Sequester funding cuts have researchers worried
The federal budget cuts known as sequestration have taken a bite out of funding for medical research and have sent shock waves through the research community. Newly minted scientists are seeing few opportunities and wondering if they should get out of the field all together.
27-year-old Megan Kane just got her PhD in human genetics. Now she needs a post-doc position in a lab. But, these days, lab jobs are scarce. Kane says she hears the same story over and over, I just don’t have the cash to hire you.
“Sorry, I’ve been told by the higher ups, we can’t get any money,” she recites.
So Kane is interning at Research!America, a science advocacy group in northern Virginia. Instead of peering through a microscope, Kane spends her days in a cubicle, writing a Research!America blog. Kane got into research to make a difference. Now, she wonders if she should do something else.
“You have to really feel like there’s no other way in which you are going to make an impact, to stay through that barrage of no,” she says.
The “barrage of no” is being aimed at more senior researchers too, like Ayesha Shajahan-Haq. She got her PhD nine years ago. Now she’s trying to get her first major grant so she can set up her own lab. Right now she’s at Georgetown working in someone else’s lab.
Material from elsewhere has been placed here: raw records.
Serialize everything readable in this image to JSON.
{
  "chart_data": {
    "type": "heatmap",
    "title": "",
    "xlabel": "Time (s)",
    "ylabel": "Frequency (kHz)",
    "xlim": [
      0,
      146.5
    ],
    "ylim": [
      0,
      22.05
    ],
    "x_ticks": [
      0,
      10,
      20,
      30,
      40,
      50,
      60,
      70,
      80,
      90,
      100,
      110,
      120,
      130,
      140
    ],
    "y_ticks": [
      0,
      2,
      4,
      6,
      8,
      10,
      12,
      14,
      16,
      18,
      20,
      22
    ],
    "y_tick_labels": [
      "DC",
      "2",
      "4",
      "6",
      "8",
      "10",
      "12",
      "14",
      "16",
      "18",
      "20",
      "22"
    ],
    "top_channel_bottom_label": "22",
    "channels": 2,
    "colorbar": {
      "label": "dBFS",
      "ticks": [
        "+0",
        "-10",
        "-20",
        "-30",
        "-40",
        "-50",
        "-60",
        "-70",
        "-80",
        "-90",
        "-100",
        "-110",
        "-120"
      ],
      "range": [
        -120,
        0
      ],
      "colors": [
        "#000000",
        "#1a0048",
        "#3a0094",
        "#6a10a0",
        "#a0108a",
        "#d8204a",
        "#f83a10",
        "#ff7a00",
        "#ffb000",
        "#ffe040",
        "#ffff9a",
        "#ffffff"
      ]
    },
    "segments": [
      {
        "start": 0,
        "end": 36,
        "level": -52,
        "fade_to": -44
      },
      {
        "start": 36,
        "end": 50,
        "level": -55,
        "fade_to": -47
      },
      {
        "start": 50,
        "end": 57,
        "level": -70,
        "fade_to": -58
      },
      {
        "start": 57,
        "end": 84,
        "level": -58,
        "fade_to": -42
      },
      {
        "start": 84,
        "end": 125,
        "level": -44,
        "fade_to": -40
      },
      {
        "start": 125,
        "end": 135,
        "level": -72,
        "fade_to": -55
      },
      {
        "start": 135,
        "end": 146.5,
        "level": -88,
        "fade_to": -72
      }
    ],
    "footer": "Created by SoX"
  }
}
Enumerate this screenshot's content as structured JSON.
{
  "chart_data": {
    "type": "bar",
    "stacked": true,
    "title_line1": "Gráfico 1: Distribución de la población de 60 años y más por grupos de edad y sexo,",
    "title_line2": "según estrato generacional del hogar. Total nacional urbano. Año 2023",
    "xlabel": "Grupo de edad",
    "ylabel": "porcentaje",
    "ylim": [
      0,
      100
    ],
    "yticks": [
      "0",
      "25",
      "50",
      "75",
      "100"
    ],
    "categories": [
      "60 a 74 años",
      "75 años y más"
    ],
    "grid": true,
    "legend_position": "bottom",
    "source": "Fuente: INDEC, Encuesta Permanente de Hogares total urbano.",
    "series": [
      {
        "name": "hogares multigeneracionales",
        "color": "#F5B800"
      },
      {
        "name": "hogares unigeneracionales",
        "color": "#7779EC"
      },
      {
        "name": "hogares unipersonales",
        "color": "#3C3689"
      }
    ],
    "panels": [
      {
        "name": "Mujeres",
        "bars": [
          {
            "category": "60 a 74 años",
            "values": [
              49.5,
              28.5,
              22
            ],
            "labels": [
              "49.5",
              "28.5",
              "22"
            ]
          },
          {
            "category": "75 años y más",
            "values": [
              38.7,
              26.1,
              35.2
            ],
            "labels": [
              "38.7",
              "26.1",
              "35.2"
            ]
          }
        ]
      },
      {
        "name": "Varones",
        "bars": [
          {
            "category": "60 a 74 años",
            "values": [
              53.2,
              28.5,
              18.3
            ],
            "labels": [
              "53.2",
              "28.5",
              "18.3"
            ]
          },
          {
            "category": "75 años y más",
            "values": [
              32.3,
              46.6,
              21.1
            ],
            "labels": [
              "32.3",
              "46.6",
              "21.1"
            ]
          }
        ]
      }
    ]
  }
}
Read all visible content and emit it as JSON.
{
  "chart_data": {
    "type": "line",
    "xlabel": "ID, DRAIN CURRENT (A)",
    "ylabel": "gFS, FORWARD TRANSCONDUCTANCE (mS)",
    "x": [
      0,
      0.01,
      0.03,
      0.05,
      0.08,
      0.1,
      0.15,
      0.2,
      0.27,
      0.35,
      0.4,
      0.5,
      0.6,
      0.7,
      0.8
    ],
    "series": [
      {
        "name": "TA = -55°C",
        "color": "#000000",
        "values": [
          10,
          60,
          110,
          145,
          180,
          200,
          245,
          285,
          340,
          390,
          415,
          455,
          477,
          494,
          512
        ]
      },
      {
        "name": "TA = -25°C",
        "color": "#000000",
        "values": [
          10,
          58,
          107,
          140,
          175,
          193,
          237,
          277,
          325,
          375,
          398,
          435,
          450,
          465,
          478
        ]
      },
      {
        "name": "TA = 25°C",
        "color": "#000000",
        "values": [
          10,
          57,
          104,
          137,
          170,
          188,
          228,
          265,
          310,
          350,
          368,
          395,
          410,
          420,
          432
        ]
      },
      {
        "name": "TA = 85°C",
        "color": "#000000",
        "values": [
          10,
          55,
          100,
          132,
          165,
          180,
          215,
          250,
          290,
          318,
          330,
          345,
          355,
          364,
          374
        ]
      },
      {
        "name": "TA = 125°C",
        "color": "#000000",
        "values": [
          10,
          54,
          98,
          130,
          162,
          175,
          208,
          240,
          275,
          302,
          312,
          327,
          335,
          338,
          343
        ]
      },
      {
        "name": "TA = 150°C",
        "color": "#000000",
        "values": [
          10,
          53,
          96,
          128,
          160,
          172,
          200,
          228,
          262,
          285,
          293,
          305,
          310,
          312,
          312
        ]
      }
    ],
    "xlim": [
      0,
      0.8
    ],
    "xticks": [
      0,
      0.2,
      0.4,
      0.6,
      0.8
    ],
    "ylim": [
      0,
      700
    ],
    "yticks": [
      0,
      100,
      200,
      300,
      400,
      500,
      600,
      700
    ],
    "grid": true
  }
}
“And if you do not have a grant, you can’t do anything,” she explains. “You’re stuck in this revolving door.”
Shajahan- Haq pumps grant applications out that door, and gets a stream of rejections back. She tells me she spends 90 percent of her time trying to get grants. The need for grant funding factors into almost everything she does.
“You’re trying to publish, for that grant,” she says. “You’re trying to get preliminary data for that grant. And, it’s all connected.”
Shajahan-Haq is a breast cancer researcher looking into why some tumors eventually become resistant to drugs.
She lights up when she shows me the lab she works in, conferring briefly with several lab assistants. Shajahan-Haq says many times she has to shelve interesting experiments to go write another grant application.
It wasn’t always this way. Just ask Mary Woolley, the CEO of Research!America. She started out with an National Institutes of Health research project back in 1972. At that time, the NIH approved about a third of all grant applications.
“About 35 percent or so were given funding,” she explains. “It’s gone up and down a bit, but it has never been as low as it is today.”
Woolley says the NIH estimates that now, only one in ten grant applicants will actually get funding.